Should The Portland Trail Blazers Really Retire LaMarcus Aldridge’s Number?

On April 15, 2021, just 5 games into his new tenure with the Brooklyn Nets, 35-year-old LaMarcus Aldridge announced his retirement. He cited his irregular heartbeat, an issue that first popped up in his rookie season, as the reason for the sudden end to his 15-year NBA career. It was a sad day for NBA players and fans alike, especially for fans of the team he spent more time with than any other, the Portland Trail Blazers.  

There was an immediate outpouring of support and fond remembrance of the 6’11” forward/ center upon his retirement, and no one sang the big man’s praises louder than his old running mate Damian Lillard. On ESPN’s Jalen and Jacoby show, upon hearing the news of Aldridge’s retirement, Dame said, “It’s time for the Blazers to retire #12. He had an amazing career in a Trail Blazers uniform.”

Is Dame right? Should the Blazers add Aldridge to the 10 players with their numbers already retired by the organization? We’ll try to answer that question once and for all here.

Blazers Retired Numbers

The Blazers have retired the numbers of 10 players in franchise history and founding owner Larry Weinberg, championship coach Jack Ramsay, and legendary broadcaster Bill Schonely. The former players for the Blazers with their numbers retired are:

  • Geoff Petrie (45) – 1970 – 1976
  • Bill Walton (32) – 1974–1979           
  • Lloyd Neal (36) – 1972–1979 
  • Dave Twardzik (13) – 1976–1980     
  • Lionel Hollins (14) – 1975–1980        
  • Larry Steele (15) – 1971–1980
  • Bob Gross (30) – 1975–1982
  • Maurice Lucas (20) – 1976–1980, 1987–1988
  • Clyde Drexler (22) – 1983–1995
  • Terry Porter (30) – 1985–1995

Someday, Damian Lillard will absolutely be on this list. Aldridge, along with Brandon Roy and CJ McCollum, are more borderline cases, with Aldridge being the first test case. Here are the arguments for and against Aldridge’s #12 going up to the Moda Center’s rafters.

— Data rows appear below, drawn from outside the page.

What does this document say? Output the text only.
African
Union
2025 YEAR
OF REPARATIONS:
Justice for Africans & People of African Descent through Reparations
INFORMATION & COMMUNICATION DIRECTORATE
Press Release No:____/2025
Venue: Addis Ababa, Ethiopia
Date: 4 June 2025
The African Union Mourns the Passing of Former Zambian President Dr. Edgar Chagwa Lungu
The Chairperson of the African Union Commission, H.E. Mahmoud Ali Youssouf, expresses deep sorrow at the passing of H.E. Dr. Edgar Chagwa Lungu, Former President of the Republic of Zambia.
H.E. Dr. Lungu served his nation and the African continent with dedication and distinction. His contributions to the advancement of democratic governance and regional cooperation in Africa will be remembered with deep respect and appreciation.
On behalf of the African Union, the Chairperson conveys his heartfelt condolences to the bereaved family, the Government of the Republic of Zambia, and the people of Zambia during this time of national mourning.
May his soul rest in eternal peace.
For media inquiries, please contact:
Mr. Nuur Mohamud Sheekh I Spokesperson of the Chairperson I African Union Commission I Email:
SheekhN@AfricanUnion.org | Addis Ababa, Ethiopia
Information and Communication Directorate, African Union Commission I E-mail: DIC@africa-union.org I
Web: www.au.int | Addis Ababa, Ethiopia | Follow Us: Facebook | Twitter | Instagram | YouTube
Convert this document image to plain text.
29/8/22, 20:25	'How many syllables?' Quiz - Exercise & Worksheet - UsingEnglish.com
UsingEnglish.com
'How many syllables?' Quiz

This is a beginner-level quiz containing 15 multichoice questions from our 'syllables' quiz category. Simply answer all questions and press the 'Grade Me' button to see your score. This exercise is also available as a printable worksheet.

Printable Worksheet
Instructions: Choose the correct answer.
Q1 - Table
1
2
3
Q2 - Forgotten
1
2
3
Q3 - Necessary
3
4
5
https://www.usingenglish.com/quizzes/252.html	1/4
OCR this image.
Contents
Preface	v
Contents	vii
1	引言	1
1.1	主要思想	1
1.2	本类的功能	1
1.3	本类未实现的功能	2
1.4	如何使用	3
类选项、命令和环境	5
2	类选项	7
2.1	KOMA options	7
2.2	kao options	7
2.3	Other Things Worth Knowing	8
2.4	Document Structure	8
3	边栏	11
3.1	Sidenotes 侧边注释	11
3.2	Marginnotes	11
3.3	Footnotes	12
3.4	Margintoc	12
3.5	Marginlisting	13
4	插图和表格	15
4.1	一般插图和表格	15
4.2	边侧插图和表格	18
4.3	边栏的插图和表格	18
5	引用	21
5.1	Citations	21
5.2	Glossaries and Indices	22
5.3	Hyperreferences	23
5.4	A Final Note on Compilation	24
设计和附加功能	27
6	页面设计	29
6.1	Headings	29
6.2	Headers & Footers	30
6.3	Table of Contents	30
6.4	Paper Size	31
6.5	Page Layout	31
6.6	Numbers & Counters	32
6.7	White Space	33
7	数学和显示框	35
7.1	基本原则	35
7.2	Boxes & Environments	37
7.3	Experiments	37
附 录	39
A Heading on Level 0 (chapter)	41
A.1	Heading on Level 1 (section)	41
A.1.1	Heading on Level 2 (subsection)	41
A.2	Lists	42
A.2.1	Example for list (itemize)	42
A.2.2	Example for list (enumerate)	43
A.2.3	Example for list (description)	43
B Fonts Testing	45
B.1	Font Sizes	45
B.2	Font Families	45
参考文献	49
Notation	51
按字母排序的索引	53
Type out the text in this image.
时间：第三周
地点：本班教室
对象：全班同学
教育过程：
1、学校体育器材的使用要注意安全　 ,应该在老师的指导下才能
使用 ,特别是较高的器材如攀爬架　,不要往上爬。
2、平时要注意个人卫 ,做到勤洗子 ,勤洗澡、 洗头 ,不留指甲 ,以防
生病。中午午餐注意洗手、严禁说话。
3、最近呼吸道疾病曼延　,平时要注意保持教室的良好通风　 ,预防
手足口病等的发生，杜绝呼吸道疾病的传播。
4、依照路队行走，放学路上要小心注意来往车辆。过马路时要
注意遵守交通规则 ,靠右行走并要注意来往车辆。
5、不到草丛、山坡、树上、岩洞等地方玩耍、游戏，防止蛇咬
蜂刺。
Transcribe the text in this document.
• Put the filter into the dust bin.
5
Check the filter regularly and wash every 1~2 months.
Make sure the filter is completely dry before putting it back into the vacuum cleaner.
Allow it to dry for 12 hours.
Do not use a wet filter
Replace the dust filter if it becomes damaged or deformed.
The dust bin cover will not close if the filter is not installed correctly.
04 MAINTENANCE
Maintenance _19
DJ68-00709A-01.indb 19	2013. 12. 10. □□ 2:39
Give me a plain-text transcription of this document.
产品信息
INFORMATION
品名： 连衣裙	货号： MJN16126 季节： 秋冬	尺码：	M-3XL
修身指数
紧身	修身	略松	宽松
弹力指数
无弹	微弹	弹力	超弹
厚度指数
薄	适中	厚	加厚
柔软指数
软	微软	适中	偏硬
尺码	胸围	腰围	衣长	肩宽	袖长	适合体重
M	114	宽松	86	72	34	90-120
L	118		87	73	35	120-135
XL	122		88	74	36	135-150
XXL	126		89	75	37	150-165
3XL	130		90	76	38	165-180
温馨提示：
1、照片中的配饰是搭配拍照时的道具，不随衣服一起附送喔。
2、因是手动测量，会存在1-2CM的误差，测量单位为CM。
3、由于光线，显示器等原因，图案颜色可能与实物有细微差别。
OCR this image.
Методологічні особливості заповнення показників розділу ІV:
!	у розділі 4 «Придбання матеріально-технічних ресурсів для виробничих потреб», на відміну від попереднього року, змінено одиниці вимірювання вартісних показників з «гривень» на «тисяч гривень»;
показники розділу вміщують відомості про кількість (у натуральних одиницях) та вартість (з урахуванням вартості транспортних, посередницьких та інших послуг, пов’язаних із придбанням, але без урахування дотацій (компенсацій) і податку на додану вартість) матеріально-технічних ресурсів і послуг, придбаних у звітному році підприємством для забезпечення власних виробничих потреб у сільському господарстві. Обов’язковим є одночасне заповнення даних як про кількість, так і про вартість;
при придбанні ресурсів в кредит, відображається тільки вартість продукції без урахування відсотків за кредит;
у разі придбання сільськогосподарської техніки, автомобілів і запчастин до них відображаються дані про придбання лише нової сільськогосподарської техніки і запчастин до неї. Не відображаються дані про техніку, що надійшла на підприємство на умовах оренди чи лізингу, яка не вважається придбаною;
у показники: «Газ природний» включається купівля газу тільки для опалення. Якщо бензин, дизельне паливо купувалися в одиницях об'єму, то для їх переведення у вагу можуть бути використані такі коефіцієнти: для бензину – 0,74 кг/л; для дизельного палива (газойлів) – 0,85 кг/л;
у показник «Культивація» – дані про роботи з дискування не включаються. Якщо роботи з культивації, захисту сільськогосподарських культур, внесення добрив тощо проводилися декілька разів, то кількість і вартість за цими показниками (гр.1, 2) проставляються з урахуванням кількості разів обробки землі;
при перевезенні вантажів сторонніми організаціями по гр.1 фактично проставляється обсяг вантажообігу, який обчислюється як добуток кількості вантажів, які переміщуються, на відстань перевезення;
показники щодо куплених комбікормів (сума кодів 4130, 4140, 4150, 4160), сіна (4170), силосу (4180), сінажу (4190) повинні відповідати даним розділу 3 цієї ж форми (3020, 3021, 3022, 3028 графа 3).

Why LaMarcus Aldridge ISN’T a Hall of Famer

When you look at the list above, the biggest thing that stands out is that every player, except for Petrie, was either on the Blazers for the 1977 NBA title or the early 90s teams that went to two NBA and one Western Conference finals. Aldridge took the Blazers to the playoffs five times in nine years but only made it out of the first round once.

He wouldn’t be the only great Blazer forward or center not to rise quite high enough to make the retired numbers list. Rasheed Wallace, Jerome Kersey, Buck Williams, Mychal Thompson, and even Hall-of-Famer Arvydas Sabonis don’t have their numbers retired. There is no shame in being on this list, and Aldridge does seem like he fits into this level of player.

Why LaMarcus Aldridge IS a Hall of Famer

Based on his statistics and longevity with the club, Aldridge deserves to be in, especially when you stack his numbers against the other big men with retired numbers. Aldridge played 9 seasons with the Blazers and averaged 19.4 points, 8.4 rebounds, and 1.9 assists per game. He made the All-Rookie team, the All-Star game four times, and the All-NBA team three times as a Blazer. He is still their all-time leading defensive and overall rebounder. Comparatively, the bigs with retired numbers are Bill Walton (4 seasons, 17.1/13.5/4.4), Lloyd Neal (7 seasons, 11.1/7.7/1.5), Bob Gross (7 seasons, 9.2/4.5/3.0), and Maurice Lucas (5 seasons, 15.6/8.7/2.5).

The other, possibly more compelling reason Aldridge should have his number retired is what he meant to the franchise. Sure, he didn’t take the Blazers to new and exciting heights, but he did pull them out of some pretty low depths. The 2006 NBA Draft, which produced both Aldridge and Roy for the Blazers, marked the end of the tumultuous “Jail Blazers” Era and created a bridge of respectability to the Damian Lillard Era.

The Verdict

LaMarcus Aldridge is one of those cases, that many teams have, where a player is more important to the team than the league. Is Aldridge a Hall of Famer? Probably not. He was a good but not great player. Does he deserve to be honored with the other Blazers’ retired numbers? While he didn’t win as those other guys did, he did put up bigger numbers, and the fact that he helped the franchise recover from their disastrous Jail Blazers reputation is reason enough to take that #12 and raise it to the roof.